Merge and sync stdout and stderr?

2019-02-10 15:59发布

问题:

say I'm running an exe from a python script using:

subprocess.call(cmdArgs,stdout=outf, stderr=errf)

when outf and errf are file descriptors of text files.

is there any way I can generate on top of it a merged and synced text file of both stdout and stderr? it should be formatted with time and source(our/err).

thanks

回答1:

It is a bit tricky, since you need to poll the stdout and stderr file descriptors of the subprocess while it's running, to get accurate timestamps. You also need to chop up the output into a list of lines so the final results can be merged and sorted easily. You could easily merge the two streams as they're read, but that wasn't part of the question.

I wrote it quickly but it could be made cleaner and more compact:

import datetime
import os
import select
import subprocess

class Stream(object):

    def __init__(self, name, impl):
        self._name = name
        self._impl = impl
        self._buf = ''
        self._rows = []

    def fileno(self):
        "Pass-through for file descriptor."
        return self._impl.fileno()

    def read(self, drain=0):
        "Read from the file descriptor. If 'drain' set, read until EOF."
        while self._read() is not None:
            if not drain:
                break

    def _read(self):
        "Read from the file descriptor"
        fd = self.fileno()
        buf = os.read(fd, 4096)
        if not buf:
            return None
        if '\n' not in buf:
            self._buf += buf
            return []

        # prepend any data previously read, then split into lines and format
        buf = self._buf + buf
        tmp, rest = buf.rsplit('\n', 1)
        self._buf = rest
        now = datetime.datetime.now().isoformat()
        rows = tmp.split('\n')
        self._rows += [(now, '%s %s: %s' % (self._name, now, r)) for r in rows]
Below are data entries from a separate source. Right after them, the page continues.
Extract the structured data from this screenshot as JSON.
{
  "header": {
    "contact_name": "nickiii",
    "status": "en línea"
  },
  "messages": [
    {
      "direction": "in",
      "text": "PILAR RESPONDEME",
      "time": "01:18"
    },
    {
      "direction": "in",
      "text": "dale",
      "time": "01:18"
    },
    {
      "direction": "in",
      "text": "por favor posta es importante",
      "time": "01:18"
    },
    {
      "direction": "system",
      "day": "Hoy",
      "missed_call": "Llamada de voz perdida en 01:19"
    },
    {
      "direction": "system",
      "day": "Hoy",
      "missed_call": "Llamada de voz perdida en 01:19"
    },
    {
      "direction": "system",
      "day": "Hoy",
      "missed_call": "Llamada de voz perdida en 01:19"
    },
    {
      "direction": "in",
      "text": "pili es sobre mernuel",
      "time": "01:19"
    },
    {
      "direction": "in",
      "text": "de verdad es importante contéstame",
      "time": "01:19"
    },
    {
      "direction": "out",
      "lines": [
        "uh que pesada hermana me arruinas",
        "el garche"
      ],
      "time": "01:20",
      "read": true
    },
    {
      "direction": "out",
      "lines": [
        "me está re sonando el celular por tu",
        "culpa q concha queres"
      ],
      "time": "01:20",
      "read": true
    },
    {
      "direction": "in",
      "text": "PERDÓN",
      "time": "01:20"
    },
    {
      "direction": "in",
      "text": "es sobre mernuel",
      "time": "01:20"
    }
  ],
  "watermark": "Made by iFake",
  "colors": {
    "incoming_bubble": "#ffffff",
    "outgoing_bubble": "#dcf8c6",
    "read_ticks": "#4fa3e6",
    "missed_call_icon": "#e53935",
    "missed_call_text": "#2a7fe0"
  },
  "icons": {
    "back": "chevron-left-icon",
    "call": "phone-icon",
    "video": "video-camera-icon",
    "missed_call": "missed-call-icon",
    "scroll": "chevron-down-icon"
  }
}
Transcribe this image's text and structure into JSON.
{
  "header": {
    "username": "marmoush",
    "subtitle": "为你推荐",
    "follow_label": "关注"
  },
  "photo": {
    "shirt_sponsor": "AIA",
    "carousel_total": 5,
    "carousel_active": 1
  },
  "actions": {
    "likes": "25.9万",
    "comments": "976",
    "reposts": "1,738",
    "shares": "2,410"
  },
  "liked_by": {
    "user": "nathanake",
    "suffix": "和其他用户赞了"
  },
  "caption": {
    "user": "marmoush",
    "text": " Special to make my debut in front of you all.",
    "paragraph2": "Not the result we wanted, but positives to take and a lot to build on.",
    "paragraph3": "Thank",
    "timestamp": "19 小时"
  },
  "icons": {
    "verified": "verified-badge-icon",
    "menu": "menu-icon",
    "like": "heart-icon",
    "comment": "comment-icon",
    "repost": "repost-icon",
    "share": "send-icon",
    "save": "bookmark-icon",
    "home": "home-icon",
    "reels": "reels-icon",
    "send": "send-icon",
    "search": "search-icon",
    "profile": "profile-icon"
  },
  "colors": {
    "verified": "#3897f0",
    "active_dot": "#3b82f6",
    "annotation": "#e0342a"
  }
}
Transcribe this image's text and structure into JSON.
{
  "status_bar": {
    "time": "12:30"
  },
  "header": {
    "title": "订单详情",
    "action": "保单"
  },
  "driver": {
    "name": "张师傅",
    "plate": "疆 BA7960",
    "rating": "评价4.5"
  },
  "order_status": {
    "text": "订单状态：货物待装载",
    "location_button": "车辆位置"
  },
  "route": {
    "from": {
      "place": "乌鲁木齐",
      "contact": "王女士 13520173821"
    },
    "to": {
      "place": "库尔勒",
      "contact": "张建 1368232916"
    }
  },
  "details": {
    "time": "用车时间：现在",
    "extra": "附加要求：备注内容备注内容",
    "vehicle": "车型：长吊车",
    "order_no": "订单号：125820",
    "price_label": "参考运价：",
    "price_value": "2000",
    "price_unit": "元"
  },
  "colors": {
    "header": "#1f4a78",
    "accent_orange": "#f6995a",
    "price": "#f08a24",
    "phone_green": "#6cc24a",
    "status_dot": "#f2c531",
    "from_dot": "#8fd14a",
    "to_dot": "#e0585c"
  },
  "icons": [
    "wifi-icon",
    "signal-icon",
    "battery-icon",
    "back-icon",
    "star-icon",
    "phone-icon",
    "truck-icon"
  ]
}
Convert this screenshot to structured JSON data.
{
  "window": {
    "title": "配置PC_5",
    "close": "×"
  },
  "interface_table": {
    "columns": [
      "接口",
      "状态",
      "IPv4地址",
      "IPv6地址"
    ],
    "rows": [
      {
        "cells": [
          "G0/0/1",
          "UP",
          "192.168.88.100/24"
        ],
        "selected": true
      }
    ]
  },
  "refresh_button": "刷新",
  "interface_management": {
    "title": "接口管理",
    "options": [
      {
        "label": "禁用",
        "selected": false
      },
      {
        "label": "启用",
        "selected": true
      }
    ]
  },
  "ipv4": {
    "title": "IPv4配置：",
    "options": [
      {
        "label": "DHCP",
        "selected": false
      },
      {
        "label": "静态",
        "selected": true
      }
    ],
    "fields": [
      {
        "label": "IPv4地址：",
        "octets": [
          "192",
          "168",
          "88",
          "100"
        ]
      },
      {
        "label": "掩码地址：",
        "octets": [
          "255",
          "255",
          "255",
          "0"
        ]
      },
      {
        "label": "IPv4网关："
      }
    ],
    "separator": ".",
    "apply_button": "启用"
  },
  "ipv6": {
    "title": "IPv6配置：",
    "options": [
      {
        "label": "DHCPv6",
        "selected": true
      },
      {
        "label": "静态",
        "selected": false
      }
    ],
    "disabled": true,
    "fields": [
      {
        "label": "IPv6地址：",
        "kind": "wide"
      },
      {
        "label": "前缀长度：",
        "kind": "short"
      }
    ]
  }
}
def run(cmd, timeout=0.1):
    """
    Run a command, read stdout and stderr, prefix with timestamp, and
    return a dict containing stdout, stderr and merged.
    """
    PIPE = subprocess.PIPE
    proc = subprocess.Popen(cmd, stdout=PIPE, stderr=PIPE)
    streams = [
        Stream('stdout', proc.stdout),
        Stream('stderr', proc.stderr)
        ]
    def _process(drain=0):
        res = select.select(streams, [], [], timeout)
        for stream in res[0]:
            stream.read(drain)

    while proc.returncode is None:
        proc.poll()
        _process()
    _process(drain=1)

    # collect results, merge and return
    result = {}
    temp = []
    for stream in streams:
        rows = stream._rows
        temp += rows
        result[stream._name] = [r[1] for r in rows]
    temp.sort()
    result['merged'] = [r[1] for r in temp]
    return result

res = run(['ls', '-l', '.', 'xyzabc'])
for key in ('stdout', 'stderr', 'merged'):
    print 
    print '\n'.join(res[key])
    print '-'*40

Example output:

stdout 2011-03-03T19:30:44.838145: .:
stdout 2011-03-03T19:30:44.838145: total 0
stdout 2011-03-03T19:30:44.838338: -rw-r--r-- 1 pat pat 0 2011-03-03 19:30 bar
stdout 2011-03-03T19:30:44.838518: -rw-r--r-- 1 pat pat 0 2011-03-03 19:30 foo
----------------------------------------

stderr 2011-03-03T19:30:44.837189: ls: cannot access xyzabc: No such file or directory
----------------------------------------

stderr 2011-03-03T19:30:44.837189: ls: cannot access xyzabc: No such file or directory
stdout 2011-03-03T19:30:44.838145: .:
stdout 2011-03-03T19:30:44.838145: total 0
stdout 2011-03-03T19:30:44.838338: -rw-r--r-- 1 pat pat 0 2011-03-03 19:30 bar
stdout 2011-03-03T19:30:44.838518: -rw-r--r-- 1 pat pat 0 2011-03-03 19:30 foo
----------------------------------------


回答2:

You can merge them passing subprocess.STDOUT as the stderr argument for subprocess.Popen, but I don't know if they will be formatted with time and source.